In 2013, as the country’s prime minister, he revisited the Pinarhisar prison, located in Kirklareli, a province in Türkiye’s European region of Thrace, where he had been jailed, saying, “For me, Pinarhisar is a symbol of rebirth, where we prepared the establishment of the Justice and Development Party (AK Party). It was there that we took the first step towards establishing a new and great Türkiye.”

Türkiye’s Leader

Two years after his release from Pinarhisar, Erdogan and his like-minded peers, who were called “reformists” — as opposed to the followers of Erbakan’s faction, who were referred to as “traditionalists” — founded the AK Party after a split in the Virtue Party, the successor of the banned Welfare Party.

With the establishment of the AK Party, Erdogan aimed to appeal to both centre-right and nationalist voters, as well as to moderate leftists moving from Erbakan’s core Milli Gorus stance to the political centre.

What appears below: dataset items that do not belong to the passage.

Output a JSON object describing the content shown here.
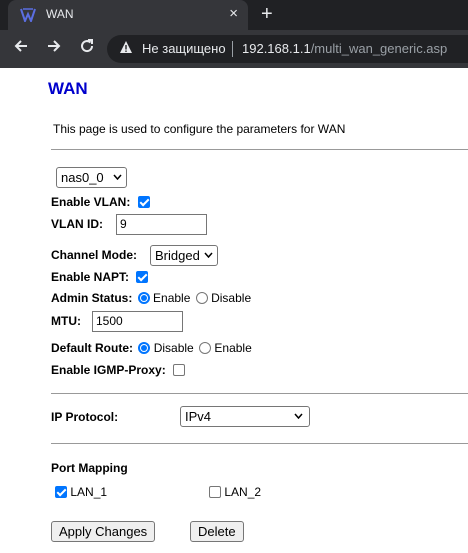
{
  "browser": {
    "tab_title": "WAN",
    "tab_close": "×",
    "new_tab": "+",
    "not_secure": "Не защищено",
    "url_host": "192.168.1.1",
    "url_path": "/multi_wan_generic.asp"
  },
  "page": {
    "title": "WAN",
    "description": "This page is used to configure the parameters for WAN"
  },
  "form": {
    "interface_select": "nas0_0",
    "enable_vlan_label": "Enable VLAN:",
    "enable_vlan_checked": true,
    "vlan_id_label": "VLAN ID:",
    "vlan_id_value": "9",
    "channel_mode_label": "Channel Mode:",
    "channel_mode_value": "Bridged",
    "enable_napt_label": "Enable NAPT:",
    "enable_napt_checked": true,
    "admin_status_label": "Admin Status:",
    "admin_status_enable": "Enable",
    "admin_status_disable": "Disable",
    "admin_status_selected": "Enable",
    "mtu_label": "MTU:",
    "mtu_value": "1500",
    "default_route_label": "Default Route:",
    "default_route_disable": "Disable",
    "default_route_enable": "Enable",
    "default_route_selected": "Disable",
    "igmp_label": "Enable IGMP-Proxy:",
    "igmp_checked": false,
    "ip_protocol_label": "IP Protocol:",
    "ip_protocol_value": "IPv4",
    "port_mapping_label": "Port Mapping",
    "lan1_label": "LAN_1",
    "lan1_checked": true,
    "lan2_label": "LAN_2",
    "lan2_checked": false,
    "apply_button": "Apply Changes",
    "delete_button": "Delete"
  },
  "colors": {
    "title": "#0000cc",
    "accent": "#0075ff",
    "chrome_dark": "#202124",
    "chrome_tab": "#35363a"
  },
  "icons": {
    "favicon": "router-favicon-icon",
    "back": "back-arrow-icon",
    "forward": "forward-arrow-icon",
    "reload": "reload-icon",
    "warning": "warning-icon"
  }
}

But he continued to respect Erbakan’s struggle until his death, praising his legacy.

In 2002, his new strategy proved to be a great political invention after his party came to power, defeating the country’s traditional parties — and with big margins. Since then, Erdogan has won two general elections to become the country’s prime minister in 2007 and 2011 and two presidential elections in 2014 and 2018 to serve as Türkiye’s president.

From 2002 until today, his party has won three referendums on constitutional changes which included turning the country’s parliamentary system into a presidential model. Erdogan’s party has also claimed a majority in all local elections since 2002, a feat no political party had been able to reach since Türkiye’s move to a multi-party system in 1950.

Under his tenure, the role of Türkiye’s military establishment within the political system has considerably diminished, empowering the civilian government. Prior to Erdogan’s rule, the military had, in 1960, 1980 and 1997, ousted a number of democratically elected civilian governments. The latest successful military intervention, called the postmodern coup, overthrew the Erbakan-led government in 1997.

On July 15, 2016, a coup attempt led by a rogue faction of the military inspired by Fethullah Gulen, the US-based leader of the Fethullah Terrorist Organisation (FETO), was successfully defeated following the Turkish president’s call for pro-democratic citizens to fight coup plotters off on the streets.

The coup attempt killed hundreds of civilians and wounded thousands who fought to resist it. Prior to the failed coup attempt, FETO had used illegal means to infiltrate Turkish state institutions, aiming to take control of the country’s political system.

While Erdogan has critics both within and outside of Türkiye, his pragmatic leadership, which is aimed at paving the way for an independent and self-sufficient Türkiye, has proven him adept at shifting alliances and changing political equations across Türkiye and around the globe.

As a result, despite having changed the direction of a number of domestic and foreign policies, his leadership has won him many supporters both within the Turkish political establishment and among many global leaders, from Ukraine and Russia, to Africa, Central Asian states and Muslim-majority countries.

In the May 14 elections, Erdogan once again aims to defend both his presidency and his political achievements, as well as the parliamentary majority of his party and the People’s Alliance. In the aftermath of February’s devastating earthquakes, which killed tens of thousands of people in Türkiye, it is to be seen whether this task proves to be more difficult than his previous election challenges.